Die neue Leiterin ist eine alte Bekannte

Peter Stellmach

Von Peter Stellmach

Mo, 03. Februar 2020 um 18:02 Uhr

Titisee-Neustadt

Alexandra Laule-Wittmer übernimmt die Leitung der Bibliothek im Gemeinschaftshaus und erhält Unterstützung

TITISEE-NEUSTADT. Ein vertrautes Gesicht werden die Bücherfreunde als Leiterin der öffentlichen Bibliothek erleben: Alexandra Laule-Wittmer tritt zum 1. März offiziell die Nachfolge von Brigitte Schnäbele an, die – wie berichtet – in den Ruhestand verabschiedet worden ist.
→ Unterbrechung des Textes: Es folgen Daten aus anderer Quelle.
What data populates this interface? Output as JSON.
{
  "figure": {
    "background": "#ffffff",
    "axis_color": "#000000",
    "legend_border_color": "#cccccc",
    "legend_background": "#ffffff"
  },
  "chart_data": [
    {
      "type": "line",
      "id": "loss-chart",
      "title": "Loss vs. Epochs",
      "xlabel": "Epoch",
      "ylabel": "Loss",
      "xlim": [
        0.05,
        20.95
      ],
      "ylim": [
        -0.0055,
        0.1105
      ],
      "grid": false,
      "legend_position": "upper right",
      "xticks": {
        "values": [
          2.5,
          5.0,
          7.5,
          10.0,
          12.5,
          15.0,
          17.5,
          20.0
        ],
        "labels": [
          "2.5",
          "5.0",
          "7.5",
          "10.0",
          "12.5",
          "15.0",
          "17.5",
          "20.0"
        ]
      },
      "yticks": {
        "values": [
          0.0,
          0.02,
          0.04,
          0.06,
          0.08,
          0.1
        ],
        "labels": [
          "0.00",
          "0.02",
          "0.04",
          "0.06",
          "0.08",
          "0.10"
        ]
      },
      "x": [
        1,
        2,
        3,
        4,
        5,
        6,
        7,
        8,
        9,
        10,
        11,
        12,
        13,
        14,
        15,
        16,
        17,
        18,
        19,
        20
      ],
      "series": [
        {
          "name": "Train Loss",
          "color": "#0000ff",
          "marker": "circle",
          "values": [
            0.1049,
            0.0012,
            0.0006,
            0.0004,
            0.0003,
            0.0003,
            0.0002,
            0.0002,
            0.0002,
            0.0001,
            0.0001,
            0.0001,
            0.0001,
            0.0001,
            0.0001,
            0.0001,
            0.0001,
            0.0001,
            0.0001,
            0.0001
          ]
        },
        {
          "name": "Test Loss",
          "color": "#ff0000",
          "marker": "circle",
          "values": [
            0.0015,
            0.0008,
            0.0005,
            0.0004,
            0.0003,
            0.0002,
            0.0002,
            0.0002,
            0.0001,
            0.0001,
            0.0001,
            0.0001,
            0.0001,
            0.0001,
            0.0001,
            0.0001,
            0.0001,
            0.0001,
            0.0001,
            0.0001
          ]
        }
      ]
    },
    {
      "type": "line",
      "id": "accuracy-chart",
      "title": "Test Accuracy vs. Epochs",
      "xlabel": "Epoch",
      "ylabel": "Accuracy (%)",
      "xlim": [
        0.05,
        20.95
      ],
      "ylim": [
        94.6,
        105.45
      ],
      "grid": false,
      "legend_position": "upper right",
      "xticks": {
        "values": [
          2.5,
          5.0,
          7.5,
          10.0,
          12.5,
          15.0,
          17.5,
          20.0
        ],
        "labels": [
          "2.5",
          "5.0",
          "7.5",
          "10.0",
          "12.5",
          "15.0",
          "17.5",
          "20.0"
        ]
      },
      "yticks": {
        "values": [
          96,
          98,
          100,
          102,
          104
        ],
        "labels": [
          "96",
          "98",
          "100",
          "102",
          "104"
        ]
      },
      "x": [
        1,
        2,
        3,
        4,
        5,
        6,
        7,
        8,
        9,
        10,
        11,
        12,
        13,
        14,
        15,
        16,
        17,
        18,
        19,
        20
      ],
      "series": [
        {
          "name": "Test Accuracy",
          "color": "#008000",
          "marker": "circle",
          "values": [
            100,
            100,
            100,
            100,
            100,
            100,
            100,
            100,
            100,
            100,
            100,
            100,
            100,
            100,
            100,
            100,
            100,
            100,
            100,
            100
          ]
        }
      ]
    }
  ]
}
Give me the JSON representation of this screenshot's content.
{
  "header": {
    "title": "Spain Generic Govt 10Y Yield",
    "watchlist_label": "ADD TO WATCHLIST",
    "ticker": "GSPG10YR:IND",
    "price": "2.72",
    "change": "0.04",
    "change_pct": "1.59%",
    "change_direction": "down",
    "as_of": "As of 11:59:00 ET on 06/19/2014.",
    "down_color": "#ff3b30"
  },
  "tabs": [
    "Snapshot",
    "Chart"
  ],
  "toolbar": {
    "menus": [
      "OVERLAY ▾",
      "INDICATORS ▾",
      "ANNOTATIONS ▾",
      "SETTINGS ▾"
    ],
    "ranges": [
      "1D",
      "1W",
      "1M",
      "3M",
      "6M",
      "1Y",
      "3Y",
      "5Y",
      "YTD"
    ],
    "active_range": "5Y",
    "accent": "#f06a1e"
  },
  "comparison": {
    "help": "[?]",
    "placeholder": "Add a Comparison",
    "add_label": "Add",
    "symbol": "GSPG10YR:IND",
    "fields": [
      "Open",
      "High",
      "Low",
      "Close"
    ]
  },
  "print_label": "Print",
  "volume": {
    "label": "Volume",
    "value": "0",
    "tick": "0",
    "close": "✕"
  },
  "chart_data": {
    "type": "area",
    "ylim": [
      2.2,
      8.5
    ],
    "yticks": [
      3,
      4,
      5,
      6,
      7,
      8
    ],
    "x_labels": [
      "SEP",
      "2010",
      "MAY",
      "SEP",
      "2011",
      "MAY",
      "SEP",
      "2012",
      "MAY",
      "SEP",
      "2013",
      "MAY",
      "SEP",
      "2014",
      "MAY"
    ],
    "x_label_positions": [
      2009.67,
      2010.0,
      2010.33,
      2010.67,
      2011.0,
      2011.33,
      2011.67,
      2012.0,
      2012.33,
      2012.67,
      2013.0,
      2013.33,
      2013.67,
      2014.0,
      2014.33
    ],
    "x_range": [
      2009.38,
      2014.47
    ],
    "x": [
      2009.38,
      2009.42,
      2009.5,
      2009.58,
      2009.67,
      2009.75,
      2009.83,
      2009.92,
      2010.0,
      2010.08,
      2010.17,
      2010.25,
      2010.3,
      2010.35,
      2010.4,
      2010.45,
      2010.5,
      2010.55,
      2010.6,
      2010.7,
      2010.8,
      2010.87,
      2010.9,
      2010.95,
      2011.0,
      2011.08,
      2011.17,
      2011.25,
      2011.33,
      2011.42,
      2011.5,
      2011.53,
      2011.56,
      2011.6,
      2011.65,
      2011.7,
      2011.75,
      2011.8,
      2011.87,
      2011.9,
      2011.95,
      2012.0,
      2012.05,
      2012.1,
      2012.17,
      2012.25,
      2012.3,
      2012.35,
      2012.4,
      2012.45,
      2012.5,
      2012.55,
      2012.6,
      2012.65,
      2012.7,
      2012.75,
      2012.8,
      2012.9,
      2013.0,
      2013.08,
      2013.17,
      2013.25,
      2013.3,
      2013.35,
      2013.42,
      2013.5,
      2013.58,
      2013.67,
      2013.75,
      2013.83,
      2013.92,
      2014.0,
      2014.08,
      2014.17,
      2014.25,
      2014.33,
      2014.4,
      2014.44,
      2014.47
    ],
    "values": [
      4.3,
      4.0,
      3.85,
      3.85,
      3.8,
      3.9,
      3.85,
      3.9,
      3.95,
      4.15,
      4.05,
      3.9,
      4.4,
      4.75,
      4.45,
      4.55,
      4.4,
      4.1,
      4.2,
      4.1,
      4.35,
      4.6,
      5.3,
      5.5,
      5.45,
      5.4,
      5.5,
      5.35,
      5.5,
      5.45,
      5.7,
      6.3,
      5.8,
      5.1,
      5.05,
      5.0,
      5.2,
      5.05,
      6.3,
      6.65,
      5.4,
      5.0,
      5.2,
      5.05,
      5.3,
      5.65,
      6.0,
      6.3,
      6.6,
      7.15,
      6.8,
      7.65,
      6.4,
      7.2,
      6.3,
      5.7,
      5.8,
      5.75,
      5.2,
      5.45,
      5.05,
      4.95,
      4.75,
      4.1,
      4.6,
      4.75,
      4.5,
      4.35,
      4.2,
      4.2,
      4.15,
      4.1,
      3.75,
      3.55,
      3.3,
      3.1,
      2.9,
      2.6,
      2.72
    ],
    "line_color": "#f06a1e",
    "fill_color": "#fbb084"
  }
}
Laule-Wittmer kennt Schnäbele schon lang: Als sie noch Abiturientin am Kreisgymnasium war, lieh Schnäbele bereits Bücher aus, und in den vergangenen zehn Jahren waren sie Kolleginnen und prägten gemeinsam die Einrichtung.

Die neue Kollegin, die nach dem Wechsel für sie nachrückt, wird auch im März erwartet. Kathrin Jünger bleibt Helferin.

Die Neustädterin studierte nach dem Abi am KG von 1992 bis 1998 in Freiburg Erziehungswissenschaften und Soziologie. Anschließend leitete sie eine Familienbildungsstätte in Gengenbach. Seit Sommer 2004 wieder in Neustadt, durchlief sie eine Fortbildung "Kinder- und Jugendliteratur praktisch". 2004 bis 2007 widmete sie sich im Buchladen im Roten Haus dem Schwerpunkt Leseförderung sowie Kinder- und Jugendliteratur. 2007 gründete sie die Bücherwerkstatt und war freiberuflich in der Leseförderung tätig. Seit August 2010 hat sie ihren Arbeitsplatz in der Bibliothek im Gemeinschaftshaus, 2013 erlangte sie die Anerkennung der beruflichen Zusatzbezeichnung Lese- und Literaturpädagogin.

Fünf Mal begleitete sie maßgeblich den Literarischen Adventskalender unter dem Titel "Eine Stadt liest vor".

Natürlich liegt sie nahe, die Frage: Ändert sich etwas in der Bibliothek? All zu viel Grund dafür gibt es nicht, meint Laule-Wittmer, "wir können aus dem Vollen schöpfen". Die bisherigen Aktionen – Bilderbuchstunde, "Heiß auf Lesen" und Fredericktag – wird es weiter geben, die neue Leiterin hofft auch auf eine weiterhin enge Zusammenarbeit mit den Kindergärten und Schulen für gemeinsame Veranstaltungen; Schulen können auch schon thematisch sortierte Medienkisten für Klassen leihen. Fest im Visier hat sie für März den Beginn einer Reihe Bücherzwerge für zwei- bis dreijährige Kinder und Begleitpersonen, hier soll einmal monatlich der spielerische Umgang mit Büchern und Spielen vermittelt werden. Von Mai an sollen Büchervorstellungen für Erwachsene angeboten werden. Wie bisher schon, wird Laule-Wittmer sich darum kümmern, dass die Bibliothek aus dem, wie sie sagt, "großzügigen Etat" den Bestand an Medien stetig neu aufstockt.

Ihr Lieblingsbuch? Beste Erinnerungen hat sie an "Die kleine Hexe", von Oma und Mama "nächtelang" vorgelesen, als sie als kleines Mädchen länger krank war. Heute liest sie die Genres ziemlich querbeet, drei Favoriten fallen ihr auch ein: "Sag den Wölfen, ich bin zu Hause", "Das achte Leben" und "Zu Staub". Im Urlaub, das ist die Hauptlesezeit, beschäftigt sie sich auch gern mit Büchern, die zum Urlaubsort passen.